Не совсем уже ясно понимая сам дела и видя такое настояние от бухгалтера, он прямо заподозрил, что тот, верно, хватил тут какой-нибудь значительный куш и хочет теперь его подвести.
– Вот отсохни мой язык, коли так! – воскликнул вдруг Иосаф, крестясь и показывая на образ. – Слова теперь не скажу вам ни по какому делу… Подписывайте сами, как знаете.
– Ну что ж? Бог с тобой, – говорил старик растерявшись. Иосаф, сердито хлопнув дверями, опять вышел и конец присутствия досидел, как на иголках. Возвратясь домой, он тоже, кажется, решительно не знал, что с собою делать: то ложился на диван, то в каком-то волнении вставал и начинал глядеть на свой маленький дворик. Там на протянутой от погреба до забора веревке висели и сушились его зимняя шинель, шуба, валеные сапоги и даже его осьмиклассный мундир и треугольная шляпа. Несколько дальше в тени, около бани, двое маленьких петушков старательнейшим образом производили между собою драку: по крайней мере по получасу стояли они, лукаво не шевелясь и нахохлившись друг перед другом, потом вдруг наскакивали друг на дружку, расскакивались и снова уставляли головенки одна против другой; но ничто это не заняло, как бывало прежде, Иосафа. Часов в семь он кликнул свою кухарку и велел себе дать умываться. При этом он до такой степени тер себе шею, за ушами и фыркал, что даже всю бабу забрызгал.
– Чтой-то больно уж сегодня размылись, – говорила она и принесла было по обыкновению ему старые штаны.
– Давай новые, все давай новое, – проговорил Иосаф и, поставивши ногу на стол, сам принялся себе чистить сапоги.
Надев потом фрак, он по крайней мере с полчаса причесывал бакенбарды, вытащил из них до десятка седых волос, и затем, надев несколько набекрень свою шляпу, вышел и прямейшим путем направил стопы свои к дому Дурындиных. Там его встретили совершенно как родного: Эмилия показалась Иосафу еще прелестнее; она одета была в черное шелковое платье. Талия ее до того была тонка, что, казалось, он мог бы обхватить ее своими двумя огромными пальцами; на ножках ее были надеты толстые на высоких каблуках ботинки, которыми она, ходя, кокетливо постукивала. Бжестовский был тоже по обыкновению разодет, но только несколько по-домашнему: он был в башмаках, в широких шальварах, завязанных шелковым снурком, без жилета, но в отличнейшем белье и, наконец, в коротеньком сереньком сюртучке, кругом выложенном красным снурком. Иосаф даже и не предполагал никогда, что мужчина может быть так одет. Чтобы не встревожить Эмилию, он объяснил ей только то, что просьбу он подал и деньги представил.

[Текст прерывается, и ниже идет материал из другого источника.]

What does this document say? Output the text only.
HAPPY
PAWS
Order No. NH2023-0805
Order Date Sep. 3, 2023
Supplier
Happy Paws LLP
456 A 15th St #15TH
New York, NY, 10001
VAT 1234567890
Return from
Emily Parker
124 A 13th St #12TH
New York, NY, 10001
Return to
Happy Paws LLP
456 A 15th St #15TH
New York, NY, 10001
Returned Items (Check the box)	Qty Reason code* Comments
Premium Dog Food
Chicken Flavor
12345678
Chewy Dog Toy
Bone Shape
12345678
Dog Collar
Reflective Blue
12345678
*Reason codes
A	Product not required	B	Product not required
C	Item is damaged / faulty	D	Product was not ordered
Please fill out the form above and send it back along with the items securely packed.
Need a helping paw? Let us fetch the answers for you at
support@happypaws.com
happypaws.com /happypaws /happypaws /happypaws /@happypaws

– Но боже мой! Мне по крайней мере надо вам дать расписку в них, – проговорила Эмилия сконфуженным голосом.
– Зачем же-с? Когда станете платить в Приказ, деньги ваши через мои же руки пойдут, тогда я и вычту свои, – отвечал Иосаф.
Бжестовский при этом посмотрел на него пристально и ничего не сказал, а Эмилия еще более сконфузилась. За чаем она по-прежнему угощала Иосафа самый радушным образом, и при этом он сам своими глазами видел, что она как-то таинственно взглядывала на него и полулукаво улыбалась ему. На лице Бжестовского тоже была написана какая-то странная усмешка.
Когда стемнело, человек подал лампу с абажуром. Эмилия уселась перед ней с работой. Прекрасные ручки ее, усиленно освещенные светом огня, проворно и ловко вырезывали на батисте дырочки и обшивали их тончайшей бумагой. Иосаф и эту картину видел еще первый раз в жизни.
– Скажите, вы давно служите в Приказе? – спросил его Бжестовский.
– Давно-c! Был тоже когда-то студентом… учился кой-чему, – проговорил Иосаф и, не докончив, потупил голову.
– Вы были студентом? – произнесла с участием хозяйка. – Как я люблю студентов: когда мы жили в Киеве, их так много ходило к нам в дом.
Иосаф на это только вздохнул, как паровая машина: о, если бы хоть частичка этой любви выпала и на его долю!